Wednesday, October 9th, 2013
Book #8: “Replay” — Ken Grimwood (1986)
Let’s get this out upfront: “Replay” isn’t a great book. But its concept is so compelling, and its execution so heartfelt, it is easy to overlook its flaws and understand why it has such a huge cult following. The premise is simple: What if you could live your life again, knowing everything you know now?

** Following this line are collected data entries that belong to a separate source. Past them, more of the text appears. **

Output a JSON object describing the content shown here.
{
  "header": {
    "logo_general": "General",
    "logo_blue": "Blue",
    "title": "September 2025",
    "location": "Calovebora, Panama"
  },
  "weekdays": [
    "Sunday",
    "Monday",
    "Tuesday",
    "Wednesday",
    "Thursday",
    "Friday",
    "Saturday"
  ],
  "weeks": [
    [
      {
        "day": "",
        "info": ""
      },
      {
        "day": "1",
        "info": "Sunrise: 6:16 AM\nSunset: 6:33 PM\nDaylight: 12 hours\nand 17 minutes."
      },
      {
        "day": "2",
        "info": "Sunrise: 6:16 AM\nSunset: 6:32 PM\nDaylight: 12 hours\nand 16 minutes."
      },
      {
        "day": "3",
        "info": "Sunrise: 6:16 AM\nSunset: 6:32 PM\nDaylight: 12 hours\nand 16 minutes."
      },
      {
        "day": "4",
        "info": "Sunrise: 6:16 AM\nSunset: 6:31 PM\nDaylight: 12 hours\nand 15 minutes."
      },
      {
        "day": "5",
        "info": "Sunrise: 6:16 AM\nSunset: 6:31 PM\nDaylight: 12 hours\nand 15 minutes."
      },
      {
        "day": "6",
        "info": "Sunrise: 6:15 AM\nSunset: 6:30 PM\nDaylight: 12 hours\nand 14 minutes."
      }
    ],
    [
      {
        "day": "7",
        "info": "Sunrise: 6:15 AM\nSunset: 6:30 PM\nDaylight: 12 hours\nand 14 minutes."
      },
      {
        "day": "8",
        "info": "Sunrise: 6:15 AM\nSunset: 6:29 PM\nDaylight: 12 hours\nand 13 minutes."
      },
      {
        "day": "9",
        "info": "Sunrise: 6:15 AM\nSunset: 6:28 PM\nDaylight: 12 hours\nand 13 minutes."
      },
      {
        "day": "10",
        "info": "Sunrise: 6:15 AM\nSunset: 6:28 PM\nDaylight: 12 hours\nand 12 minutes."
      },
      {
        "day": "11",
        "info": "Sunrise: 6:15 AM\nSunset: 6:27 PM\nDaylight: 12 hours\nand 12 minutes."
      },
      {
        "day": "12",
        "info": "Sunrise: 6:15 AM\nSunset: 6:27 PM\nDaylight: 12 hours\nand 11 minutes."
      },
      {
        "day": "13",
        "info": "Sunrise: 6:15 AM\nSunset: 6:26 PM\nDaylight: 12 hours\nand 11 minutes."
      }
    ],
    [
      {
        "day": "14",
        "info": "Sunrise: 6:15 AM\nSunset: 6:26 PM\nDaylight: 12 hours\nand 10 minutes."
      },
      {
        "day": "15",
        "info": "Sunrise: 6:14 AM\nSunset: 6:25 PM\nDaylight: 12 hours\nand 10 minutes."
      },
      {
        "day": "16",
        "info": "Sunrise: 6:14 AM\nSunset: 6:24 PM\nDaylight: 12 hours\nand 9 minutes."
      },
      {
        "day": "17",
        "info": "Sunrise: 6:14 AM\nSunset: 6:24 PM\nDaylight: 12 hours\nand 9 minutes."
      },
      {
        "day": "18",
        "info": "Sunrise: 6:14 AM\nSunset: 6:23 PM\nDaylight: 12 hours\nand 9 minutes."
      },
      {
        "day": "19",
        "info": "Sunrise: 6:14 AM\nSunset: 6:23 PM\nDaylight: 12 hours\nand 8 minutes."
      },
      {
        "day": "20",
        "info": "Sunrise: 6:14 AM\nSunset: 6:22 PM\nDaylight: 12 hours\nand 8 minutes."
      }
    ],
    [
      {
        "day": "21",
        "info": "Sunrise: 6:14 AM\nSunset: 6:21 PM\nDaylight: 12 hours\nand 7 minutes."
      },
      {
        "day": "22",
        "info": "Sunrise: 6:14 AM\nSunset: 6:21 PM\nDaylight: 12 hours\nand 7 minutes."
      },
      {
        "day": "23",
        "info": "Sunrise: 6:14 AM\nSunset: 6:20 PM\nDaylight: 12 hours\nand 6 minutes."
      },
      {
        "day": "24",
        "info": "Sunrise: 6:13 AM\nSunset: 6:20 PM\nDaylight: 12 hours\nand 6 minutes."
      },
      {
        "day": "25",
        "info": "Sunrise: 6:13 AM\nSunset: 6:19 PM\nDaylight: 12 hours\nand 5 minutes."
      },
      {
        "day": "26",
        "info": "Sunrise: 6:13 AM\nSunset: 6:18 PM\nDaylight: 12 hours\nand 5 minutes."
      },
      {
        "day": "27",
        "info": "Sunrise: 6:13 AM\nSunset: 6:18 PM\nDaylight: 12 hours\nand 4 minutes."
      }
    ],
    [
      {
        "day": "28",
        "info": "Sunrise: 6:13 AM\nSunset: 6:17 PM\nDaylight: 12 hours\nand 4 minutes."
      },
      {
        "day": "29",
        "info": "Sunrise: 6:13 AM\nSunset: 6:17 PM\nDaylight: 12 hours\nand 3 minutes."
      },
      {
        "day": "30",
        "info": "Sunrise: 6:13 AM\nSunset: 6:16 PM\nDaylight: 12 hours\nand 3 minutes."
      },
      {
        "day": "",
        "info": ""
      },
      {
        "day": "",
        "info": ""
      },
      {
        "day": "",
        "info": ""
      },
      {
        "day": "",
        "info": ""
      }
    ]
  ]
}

Replay’s protagonist, a schlub named Jeff, finds himself waking up in 1963 after dying in 1988. He gets to do everything over from the age of 18 and avoid all the mistakes he made the first time. Except — Jeff keeps dying every time he gets to 1988, reliving the same 25 year period of history again and again. Each time, he takes a different tact, tries a different approach to life, all while searching for meaning as to why his life is the way it is.
There is a plot, and a mystery, but the genius of the story — according to NPR commentator Brad Meltzer at least — is “Replay” is about you:
“The moment Ken Grimwood has his authorly hooks in you, you can’t help but look at your own life and think, ‘What would I do differently if I could live my life again?’ And not in the way we all casually play this game. Really — What would I do differently?”
Tuesday, April 23rd, 2013
Short Story #8: “A Sound of Thunder” — Ray Bradbury (1952)
I have two very clear memories of my father introducing me to science fiction. When I was 7 and my brother was 5, he took us to see “2001: A Space Odyssey.” On the big screen. It was the cinematic equivalent of giving a child acid, and I will always be grateful. Before we went into the theater, I remember him crouching down in front of us and saying something like, ‘boys, you’re not going to understand what you’re about to see, but it’s important that you see it.’
The next summer, while we were at the beach during one particularly rainy family vacation, we stumbled across “Star Trek” on TV. It had just gone into syndication, and he was excited that we would get to experience it. The first episode we saw was “The Trouble with Tribbles,” which of course meant we were permanently hooked. For the next couple of years, he and I would watch Star Trek together most afternoons when I got home from elementary school. Again, I am eternally grateful.
I know he also pointed me in the direction of “A Sound of Thunder,” though the details are now fuzzy. I just remember laying on the couch at my grandmother’s house, gobsmacked, as I finished reading Bradbury’s most famous short story. It is not his best, far from it in fact, but its O. Henry ending — and that it helped coin the term “butterfly effect” – ensures you probably know it even if you haven’t read it.
Hunters + Time Travel + Dinosaurs. What could possibly go wrong?
Find out here: http://www.lasalle.edu/~didio/courses/hon462/hon462_assets/sound_of_thunder.htm
Image courtesy of io9 and its “Can you outrun a T-Rex?” (The answer is no.)
Tuesday, February 5th, 2013
Short Story #17: “All You Zombies” — Robert Heinlein (1959)
It is possible Heinlein will end up on this list more than most authors, and I’m not going to apologize for it. It’s not his fault libertarians and gun-nuts and “constitutional scholars” have glommed on to the guy for his (admittedly) libertarian beliefs. Of course, that makes it all the more hilarious when you consider Heinlein spent a good deal of time also writing (approvingly) about group marriages, cannibalism, incest … huh, maybe that’s the real reason Tea Party types like him…
Yes, Heinlein was the undisputed captain of crafting logical, well-reasoned fucked-up shit, and there is no better example than “All You Zombies,” the last short story he would publish. There are no undead in “Zombies,” just lots and lots of time travellers. In fact, Heinlein perfected the closed time-loop concept with this hardscrapple tale of a guy who both his own mother and father. A self-made man indeed —literally.